The Ultimate Guide to Medical Specimen Collection and Transport
The Ultimate Guide to Medical Specimen Collection and Transport

The Ultimate Guide to Medical Specimen Collection and Transport

Close-up of a doctor gloves working in a testing laboratory

1. Blood Specimens

When collecting blood for culture, extra caution is needed. Many microorganisms, especially staphylococci and Propionibacterium, typically found on or near the skin surface, can easily contaminate the specimen.
To collect a blood specimen, follow these steps for venipuncture:
(1) First, clean the skin at the venipuncture site with 70% alcohol (prepared with sterile distilled water).
(2) Then, swab with tincture of iodine. For those allergic to iodine, use 70% alcohol again, ensuring to swab from the center outward.
(3) Temporarily cover the area with cotton soaked in 70% alcohol.
(4) Apply a tourniquet to the upper arm, not too tight, and ask the patient to repeatedly open and close their fist.
(5) Remove the cotton, use a 20 or 21 gauge needle with a 10ml syringe to draw 10ml of blood. For infants or children, draw only 1-5ml.
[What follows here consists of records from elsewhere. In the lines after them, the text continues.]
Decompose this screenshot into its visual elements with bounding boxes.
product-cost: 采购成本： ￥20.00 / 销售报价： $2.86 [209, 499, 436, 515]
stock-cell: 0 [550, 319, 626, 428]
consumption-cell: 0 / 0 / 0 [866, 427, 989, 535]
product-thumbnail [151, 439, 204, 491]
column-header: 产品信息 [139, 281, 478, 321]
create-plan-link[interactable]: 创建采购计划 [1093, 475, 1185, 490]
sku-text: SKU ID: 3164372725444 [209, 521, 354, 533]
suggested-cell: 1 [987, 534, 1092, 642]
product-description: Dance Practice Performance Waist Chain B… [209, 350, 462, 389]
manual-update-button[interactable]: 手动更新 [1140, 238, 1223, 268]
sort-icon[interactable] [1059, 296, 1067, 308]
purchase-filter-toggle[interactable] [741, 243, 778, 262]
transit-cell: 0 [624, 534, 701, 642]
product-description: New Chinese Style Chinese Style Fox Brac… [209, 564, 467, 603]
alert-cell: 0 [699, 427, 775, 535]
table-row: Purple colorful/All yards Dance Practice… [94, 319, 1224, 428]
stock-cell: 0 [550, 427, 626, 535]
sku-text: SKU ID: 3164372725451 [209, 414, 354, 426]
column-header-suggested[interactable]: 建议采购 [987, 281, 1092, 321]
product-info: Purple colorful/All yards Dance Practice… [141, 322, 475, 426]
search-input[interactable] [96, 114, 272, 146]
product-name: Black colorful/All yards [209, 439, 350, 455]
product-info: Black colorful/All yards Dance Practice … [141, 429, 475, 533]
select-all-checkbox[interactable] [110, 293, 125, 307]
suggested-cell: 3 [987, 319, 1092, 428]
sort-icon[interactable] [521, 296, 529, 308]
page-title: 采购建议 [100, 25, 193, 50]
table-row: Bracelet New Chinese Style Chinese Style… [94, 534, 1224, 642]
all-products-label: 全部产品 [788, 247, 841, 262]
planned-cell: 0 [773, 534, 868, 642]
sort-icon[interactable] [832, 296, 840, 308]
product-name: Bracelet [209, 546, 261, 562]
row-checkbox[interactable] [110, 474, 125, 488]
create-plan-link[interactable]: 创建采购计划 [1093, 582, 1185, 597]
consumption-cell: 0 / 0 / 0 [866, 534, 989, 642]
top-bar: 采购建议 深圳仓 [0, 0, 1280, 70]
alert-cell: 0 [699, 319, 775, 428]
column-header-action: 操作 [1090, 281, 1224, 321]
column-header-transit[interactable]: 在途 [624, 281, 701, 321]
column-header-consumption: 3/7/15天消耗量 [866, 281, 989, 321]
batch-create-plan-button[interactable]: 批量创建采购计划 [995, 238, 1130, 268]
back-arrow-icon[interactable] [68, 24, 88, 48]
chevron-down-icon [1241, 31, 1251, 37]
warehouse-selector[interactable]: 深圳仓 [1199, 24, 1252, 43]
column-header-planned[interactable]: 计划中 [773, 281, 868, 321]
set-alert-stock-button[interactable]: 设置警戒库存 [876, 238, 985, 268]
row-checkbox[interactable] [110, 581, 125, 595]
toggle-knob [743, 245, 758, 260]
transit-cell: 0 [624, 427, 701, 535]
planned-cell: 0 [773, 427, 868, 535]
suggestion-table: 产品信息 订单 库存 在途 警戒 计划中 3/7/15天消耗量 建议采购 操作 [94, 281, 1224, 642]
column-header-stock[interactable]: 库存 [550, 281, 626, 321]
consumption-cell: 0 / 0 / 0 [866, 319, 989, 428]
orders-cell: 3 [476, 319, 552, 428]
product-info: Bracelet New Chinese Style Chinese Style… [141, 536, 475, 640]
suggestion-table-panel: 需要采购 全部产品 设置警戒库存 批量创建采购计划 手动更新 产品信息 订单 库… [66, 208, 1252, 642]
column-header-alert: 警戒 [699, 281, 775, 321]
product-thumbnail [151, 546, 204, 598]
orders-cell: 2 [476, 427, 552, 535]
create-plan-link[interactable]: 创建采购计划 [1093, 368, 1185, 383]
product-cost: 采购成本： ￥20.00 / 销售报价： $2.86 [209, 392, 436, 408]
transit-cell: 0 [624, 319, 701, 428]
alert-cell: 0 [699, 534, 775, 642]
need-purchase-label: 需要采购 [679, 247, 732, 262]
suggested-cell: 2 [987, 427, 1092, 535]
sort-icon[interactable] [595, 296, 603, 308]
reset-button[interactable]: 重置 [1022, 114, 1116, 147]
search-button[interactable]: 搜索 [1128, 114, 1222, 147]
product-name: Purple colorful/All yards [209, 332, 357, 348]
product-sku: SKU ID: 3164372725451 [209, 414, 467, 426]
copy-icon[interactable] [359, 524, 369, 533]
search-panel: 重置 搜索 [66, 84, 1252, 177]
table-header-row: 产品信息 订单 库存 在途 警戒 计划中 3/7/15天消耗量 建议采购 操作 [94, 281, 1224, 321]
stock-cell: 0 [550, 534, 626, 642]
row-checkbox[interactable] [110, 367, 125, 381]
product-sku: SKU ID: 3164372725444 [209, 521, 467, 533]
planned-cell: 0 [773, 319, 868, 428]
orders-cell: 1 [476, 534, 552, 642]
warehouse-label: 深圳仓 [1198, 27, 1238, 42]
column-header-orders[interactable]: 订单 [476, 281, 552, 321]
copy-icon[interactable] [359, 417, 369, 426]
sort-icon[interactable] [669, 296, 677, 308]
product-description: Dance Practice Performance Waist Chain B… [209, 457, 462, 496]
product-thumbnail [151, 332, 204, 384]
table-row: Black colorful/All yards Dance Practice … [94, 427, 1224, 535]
(6) Directly inoculate the specimen into appropriate culture media [such as tryptic soy broth and thioglycollate medium or standard blood culture bottles].


2. Urine Specimens

Urine specimens are usually collected using the clean-voided method. Before collection, the urethral opening should be cleaned with soap and water (patient education is necessary; currently, most major hospitals do not emphasize this requirement for urine collection). Discard the first part of the urine stream, collecting the mid-stream or near-end stream in a sterile container. Catheterization for urine collection (especially for female patients) should be avoided unless necessary, as it can lead to urinary tract infections. The collection method must be noted on the lab form, along with any recent antibiotic treatment. These two points should be included on the test requisition form. If the specimen cannot be transported or cultured immediately after collection, it should be refrigerated (4-8°C) for no more than 6 hours. Urine specimens are not used for gonorrhea testing.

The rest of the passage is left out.